Il Mont Ventoux era l’illusione che il Tour de France aspettava

Valentin Paret-Peintre ha vinto la sedicesima tappa del Tour de France 2025 davanti a Ben Healy e dopo un duello pieno di scatti. E in Privenza, Tadej Pogacar e Jonas Vingegaard sono tornati a essere una simbiosi

Quando a quattordici chilometri dalla cima del Mont Ventoux Enric Mas si è girato per sincerarsi se fosse rimasto qualcuno alla sua ruota, ha visto gli anni che si è lasciato alle spalle colmi di grandi speranze e moltissime illusioni andate a male. Erano tutti lì, accanto alle sagome di Julian Alaphilippe e Thymen Arensman.

Gli alberi ancora disegnavano ghirigori d’ombra sull’asfalto provenzale racconciato alla bene e meglio dal bitume. Ombre che sembravano quelle che avevano seguito l’incedere ciclistico dello scalatore che avrebbe dovuto riportare la bandiera spagnola a sventolare sul gradino più alto del podio di una grande corsa a tappe.

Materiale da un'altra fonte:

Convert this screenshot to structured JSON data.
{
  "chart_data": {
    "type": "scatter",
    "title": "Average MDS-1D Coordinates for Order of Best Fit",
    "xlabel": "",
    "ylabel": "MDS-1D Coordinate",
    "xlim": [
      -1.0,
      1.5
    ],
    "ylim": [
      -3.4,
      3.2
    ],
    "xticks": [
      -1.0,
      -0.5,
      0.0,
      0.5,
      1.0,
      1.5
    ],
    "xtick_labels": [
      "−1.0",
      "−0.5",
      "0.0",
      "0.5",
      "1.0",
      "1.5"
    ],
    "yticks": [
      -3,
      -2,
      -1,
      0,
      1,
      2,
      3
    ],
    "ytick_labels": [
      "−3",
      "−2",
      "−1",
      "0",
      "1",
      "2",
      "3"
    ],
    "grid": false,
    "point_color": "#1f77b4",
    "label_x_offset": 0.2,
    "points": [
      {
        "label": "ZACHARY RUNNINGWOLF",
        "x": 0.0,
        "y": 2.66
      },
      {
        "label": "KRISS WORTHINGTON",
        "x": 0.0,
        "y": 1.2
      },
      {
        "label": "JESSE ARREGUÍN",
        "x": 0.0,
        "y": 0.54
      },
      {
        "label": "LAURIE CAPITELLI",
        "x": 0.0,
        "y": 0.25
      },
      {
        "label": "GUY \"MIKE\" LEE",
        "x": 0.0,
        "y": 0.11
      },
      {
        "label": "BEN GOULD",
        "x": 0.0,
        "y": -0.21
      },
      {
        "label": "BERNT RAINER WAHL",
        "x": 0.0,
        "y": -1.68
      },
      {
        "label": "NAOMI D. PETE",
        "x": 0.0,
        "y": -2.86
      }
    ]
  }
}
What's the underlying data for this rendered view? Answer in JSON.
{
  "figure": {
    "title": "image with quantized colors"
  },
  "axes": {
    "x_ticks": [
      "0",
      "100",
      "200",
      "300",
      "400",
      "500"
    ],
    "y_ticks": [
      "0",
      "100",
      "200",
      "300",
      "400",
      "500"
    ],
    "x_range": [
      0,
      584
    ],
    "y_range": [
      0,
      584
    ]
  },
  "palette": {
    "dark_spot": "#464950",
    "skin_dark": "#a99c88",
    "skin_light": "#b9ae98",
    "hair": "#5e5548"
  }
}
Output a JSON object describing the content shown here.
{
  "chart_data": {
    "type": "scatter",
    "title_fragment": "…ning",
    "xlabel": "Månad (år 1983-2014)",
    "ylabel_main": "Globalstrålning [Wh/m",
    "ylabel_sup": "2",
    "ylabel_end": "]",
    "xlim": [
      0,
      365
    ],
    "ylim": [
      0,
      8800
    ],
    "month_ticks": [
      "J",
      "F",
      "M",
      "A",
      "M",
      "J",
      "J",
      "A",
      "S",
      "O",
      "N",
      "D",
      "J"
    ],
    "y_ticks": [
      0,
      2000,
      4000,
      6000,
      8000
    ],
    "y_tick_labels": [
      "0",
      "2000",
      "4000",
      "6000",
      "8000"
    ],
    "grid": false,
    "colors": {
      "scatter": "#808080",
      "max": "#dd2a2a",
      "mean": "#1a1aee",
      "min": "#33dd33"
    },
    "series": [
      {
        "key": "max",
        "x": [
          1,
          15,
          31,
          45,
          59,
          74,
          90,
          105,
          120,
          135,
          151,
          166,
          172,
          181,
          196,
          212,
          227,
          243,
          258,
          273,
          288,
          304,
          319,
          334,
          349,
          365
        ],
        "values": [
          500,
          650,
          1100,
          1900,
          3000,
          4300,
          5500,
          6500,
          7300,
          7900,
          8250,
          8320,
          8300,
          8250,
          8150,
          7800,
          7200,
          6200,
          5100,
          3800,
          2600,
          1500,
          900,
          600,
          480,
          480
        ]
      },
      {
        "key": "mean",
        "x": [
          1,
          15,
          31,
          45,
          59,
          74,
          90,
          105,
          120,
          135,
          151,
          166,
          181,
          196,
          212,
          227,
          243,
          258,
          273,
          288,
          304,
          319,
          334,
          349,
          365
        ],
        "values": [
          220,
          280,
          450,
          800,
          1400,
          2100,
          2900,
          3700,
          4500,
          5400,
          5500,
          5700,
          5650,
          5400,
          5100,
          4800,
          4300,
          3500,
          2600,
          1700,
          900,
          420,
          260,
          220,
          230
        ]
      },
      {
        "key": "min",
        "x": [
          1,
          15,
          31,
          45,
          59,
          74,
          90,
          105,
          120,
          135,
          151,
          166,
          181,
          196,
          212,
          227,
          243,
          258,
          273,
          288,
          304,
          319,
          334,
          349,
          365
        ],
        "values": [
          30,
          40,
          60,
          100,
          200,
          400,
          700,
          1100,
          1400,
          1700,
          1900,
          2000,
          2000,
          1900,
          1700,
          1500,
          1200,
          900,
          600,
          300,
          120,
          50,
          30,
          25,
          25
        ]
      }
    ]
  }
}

Il Mont Ventoux è un monte che a un certo punto però fa a meno della vegetazione, si trasforma in una distesa di pietre, le ombre spariscono, rimane solo il sole a battere sulla testa e sulla schiena dei corridori. E così Enric Mas si è ritrovato senza qualcosa da cui fuggire. È stato ringhiottito dalle sue di ombre. Ben Healy e Valentin Paret-Peintre lo hanno prima raggiunto e poi staccato, lasciandolo solo con i suoi sogni incompiuti.

Hanno accelerato la salita Ben Healy e Valentin Paret-Peintre. Il primo partiva e il secondo inseguiva, il secondo ripartiva e il primo lo riprendeva. Si sono guardati, si sono studiati, cercavano una solitudine che facevano fatica a trovare. L’hanno cercata a lungo, hanno rischiato di farsi beffare dal rientro cattivo e determinato di Santiago Buitrago e Ilan van Wilder. Si sono però ripresi la scena sotto l’osservatorio astronomico. Una volata lunghissima, vinta danzando sui pedali da Valentin Paret-Peintre.

Non era giorno di esplorazioni ascetiche oggi al Tour de France. D’altra parte i comuni ai piedi del Mont Ventoux sconsigliano la solitudine nella salita del gigante provenzale, vorrebbero imporre la compagnia. Perché è montagna estrema, capace di mettere spingere il corpo al limite della sopportazione. Perché, va così da secoli, in cima si rischia l’abbaglio, la voce del Ventoux può condurre a percepire cose che non esistono. O spingere chi la sa sentire a cercare l’improbabile.

Nel 2000 salendo verso l’osservatorio astronomico la voce del Ventoux riuscì a far ritrovare a Marco Pantani l’apparenza dei giorni migliori.

Oggi Jonas Vingegaard ha provato a fare altrettanto. Il danese ha sommato scatti a scatti, accelerazioni ad accelerazioni, tentativi di rivolta e di evasione dal regime ciclistico di Tadej Pogacar.

Quella voce però non spingeva solo il danese. La sentiva anche Tadej Pogacar. La maglia gialla si è messo a ruota di Jonas Vingegaard e non l’ha mai mollata. Lo ha lasciato illudersi, gli ha fatto credere che moltiplicando gli scatti avrebbe potuto staccarlo. Ha aspettato il momento buono, il tratto più duro tra le pietre. E lì ha attaccato. Non è riuscito però a imporre la sua volontà. Il danese della Visma | Lease a bike ha risposto, non ha perso un metro, ha provato ad attaccare di nuovo.

Tadej Pogacar insegue Jonas Vingegaard salendo verso la cima del Mont Ventoux al Tour de France 2025 (foto Getty Images)

Il loro ciclismo simbiotico è ritornato a essere quello che era stato sino a due anni fa sulle strade provenzali. Ed era ciò che il Tour de France sperava di ritrovare, ciò che tutti gli appassionati di ciclismo, le centinaia di migliaia che sono saliti sul Ventoux (ed è una stima a ribasso: milione?, di più?), aspettavano di vedere. Perché quel duello era ciò che era mancato ad Hautacam. Perché quel duello che era riapparso verso la cima di Superbagnères, sembrava era stato una pausa scenica tra un assolutismo e l’altro.

Forse non era così. Forse. Forse è solo un’illusione, un’illusione a cui vogliamo credere. Perché ci fa bene crederci.